Tetapi seiring berjalannya waktu pola pikir masyarakat Indonesia tidak lagi sama dengan Ki Hajar Dewantara, Slogan
“Ing ngarsa sung taladha ing madya mangun karsa tut wuri handayani” yang artinya “di depan memberi contoh, di tengah memberi semangat, dan di belakang memberikan daya kekuatan”, Slogan itu sudah jarang dikaji, pola pendidikan formal yang selama ini mengedepankan pengajaran dengan prestasi sebagai ukuran, patut untuk dikaji ulang.

Memang pengajaran itu menghasilkan anak-anak pintar, tetapi tidak terdidik dan lemah budi pekerti.
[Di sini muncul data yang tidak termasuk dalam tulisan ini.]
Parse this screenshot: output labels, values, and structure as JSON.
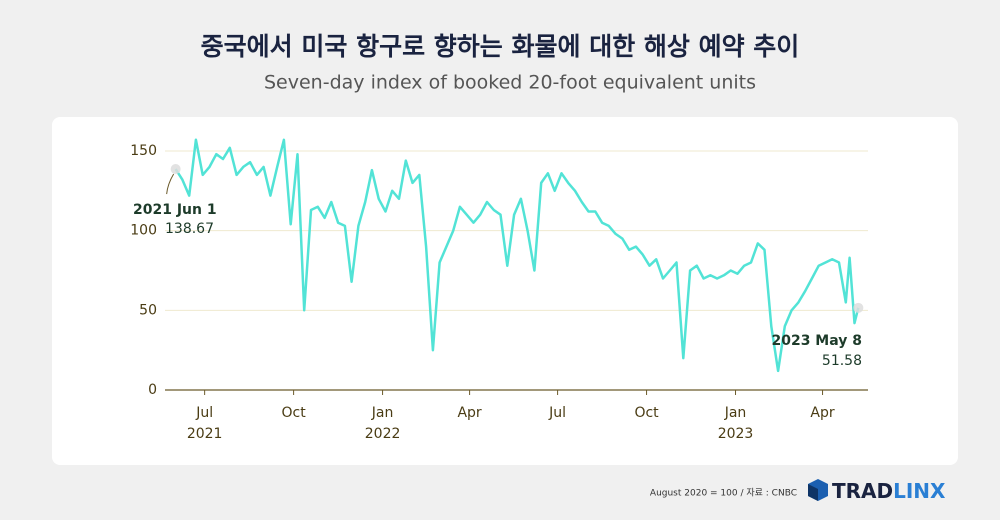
{
  "chart_data": {
    "type": "line",
    "title": "중국에서 미국 항구로 향하는 화물에 대한 해상 예약 추이",
    "subtitle": "Seven-day index of booked 20-foot equivalent units",
    "x": [
      "2021-06-01",
      "2021-06-08",
      "2021-06-15",
      "2021-06-22",
      "2021-06-29",
      "2021-07-06",
      "2021-07-13",
      "2021-07-20",
      "2021-07-27",
      "2021-08-03",
      "2021-08-10",
      "2021-08-17",
      "2021-08-24",
      "2021-08-31",
      "2021-09-07",
      "2021-09-14",
      "2021-09-21",
      "2021-09-28",
      "2021-10-05",
      "2021-10-12",
      "2021-10-19",
      "2021-10-26",
      "2021-11-02",
      "2021-11-09",
      "2021-11-16",
      "2021-11-23",
      "2021-11-30",
      "2021-12-07",
      "2021-12-14",
      "2021-12-21",
      "2021-12-28",
      "2022-01-04",
      "2022-01-11",
      "2022-01-18",
      "2022-01-25",
      "2022-02-01",
      "2022-02-08",
      "2022-02-15",
      "2022-02-22",
      "2022-03-01",
      "2022-03-08",
      "2022-03-15",
      "2022-03-22",
      "2022-03-29",
      "2022-04-05",
      "2022-04-12",
      "2022-04-19",
      "2022-04-26",
      "2022-05-03",
      "2022-05-10",
      "2022-05-17",
      "2022-05-24",
      "2022-05-31",
      "2022-06-07",
      "2022-06-14",
      "2022-06-21",
      "2022-06-28",
      "2022-07-05",
      "2022-07-12",
      "2022-07-19",
      "2022-07-26",
      "2022-08-02",
      "2022-08-09",
      "2022-08-16",
      "2022-08-23",
      "2022-08-30",
      "2022-09-06",
      "2022-09-13",
      "2022-09-20",
      "2022-09-27",
      "2022-10-04",
      "2022-10-11",
      "2022-10-18",
      "2022-10-25",
      "2022-11-01",
      "2022-11-08",
      "2022-11-15",
      "2022-11-22",
      "2022-11-29",
      "2022-12-06",
      "2022-12-13",
      "2022-12-20",
      "2022-12-27",
      "2023-01-03",
      "2023-01-10",
      "2023-01-17",
      "2023-01-24",
      "2023-01-31",
      "2023-02-07",
      "2023-02-14",
      "2023-02-21",
      "2023-02-28",
      "2023-03-07",
      "2023-03-14",
      "2023-03-21",
      "2023-03-28",
      "2023-04-04",
      "2023-04-11",
      "2023-04-18",
      "2023-04-25",
      "2023-04-29",
      "2023-05-04",
      "2023-05-08"
    ],
    "series": [
      {
        "color": "#52e3d6",
        "values": [
          138.67,
          132,
          122,
          157,
          135,
          140,
          148,
          145,
          152,
          135,
          140,
          143,
          135,
          140,
          122,
          140,
          157,
          104,
          148,
          50,
          113,
          115,
          108,
          118,
          105,
          103,
          68,
          103,
          118,
          138,
          120,
          112,
          125,
          120,
          144,
          130,
          135,
          90,
          25,
          80,
          90,
          100,
          115,
          110,
          105,
          110,
          118,
          113,
          110,
          78,
          110,
          120,
          100,
          75,
          130,
          136,
          125,
          136,
          130,
          125,
          118,
          112,
          112,
          105,
          103,
          98,
          95,
          88,
          90,
          85,
          78,
          82,
          70,
          75,
          80,
          20,
          75,
          78,
          70,
          72,
          70,
          72,
          75,
          73,
          78,
          80,
          92,
          88,
          40,
          12,
          40,
          50,
          55,
          62,
          70,
          78,
          80,
          82,
          80,
          55,
          83,
          42,
          51.58
        ]
      }
    ],
    "xlim": [
      "2021-05-21",
      "2023-05-18"
    ],
    "xticks": [
      {
        "value": "2021-07-01",
        "label": "Jul"
      },
      {
        "value": "2021-10-01",
        "label": "Oct"
      },
      {
        "value": "2022-01-01",
        "label": "Jan"
      },
      {
        "value": "2022-04-01",
        "label": "Apr"
      },
      {
        "value": "2022-07-01",
        "label": "Jul"
      },
      {
        "value": "2022-10-01",
        "label": "Oct"
      },
      {
        "value": "2023-01-01",
        "label": "Jan"
      },
      {
        "value": "2023-04-01",
        "label": "Apr"
      }
    ],
    "year_labels": [
      {
        "value": "2021-07-01",
        "label": "2021"
      },
      {
        "value": "2022-01-01",
        "label": "2022"
      },
      {
        "value": "2023-01-01",
        "label": "2023"
      }
    ],
    "ylim": [
      0,
      150
    ],
    "yticks": [
      0,
      50,
      100,
      150
    ],
    "grid": true,
    "annotations": [
      {
        "label": "2021 Jun 1"
      },
      {
        "label": "2023 May 8"
      }
    ],
    "footnote": "August 2020 = 100 / 자료 : CNBC",
    "brand": [
      "TRAD",
      "LINX"
    ]
  }
}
Akibatnya, bisa seperti saat ini, meski berpendidikan tinggi dan mengaku beragama, sejumlah pemimpin berbuat sangat memalukan dan menimbulkan suasana tidak tenteram di tengah masyarakat. Hal ini mencerminkan bahwa slogan Ki Hajar Dewantara sudah jarang dikaji dan di aplikasikan di dunia pendidikan. Maka, apakah Indonesia sudah terdidik? Jawabannya adalah belum terdidik

Keprihatinan ini disampaikan budayawan dan pengasuh Pondok Pesantren Raudhatut Thalibin Rembang, KH Musthafa Bisri (Gus Mus),

dalam seminar nasional Mengembangkan Spiritualitas dalam Keluarga, acara yang diadakan dalam rangka Dies Natalis ke-56 Universitas Diponogoro (Undip), Semarang (Rabu, 09-10-2013), di kampus Undip Tembalang.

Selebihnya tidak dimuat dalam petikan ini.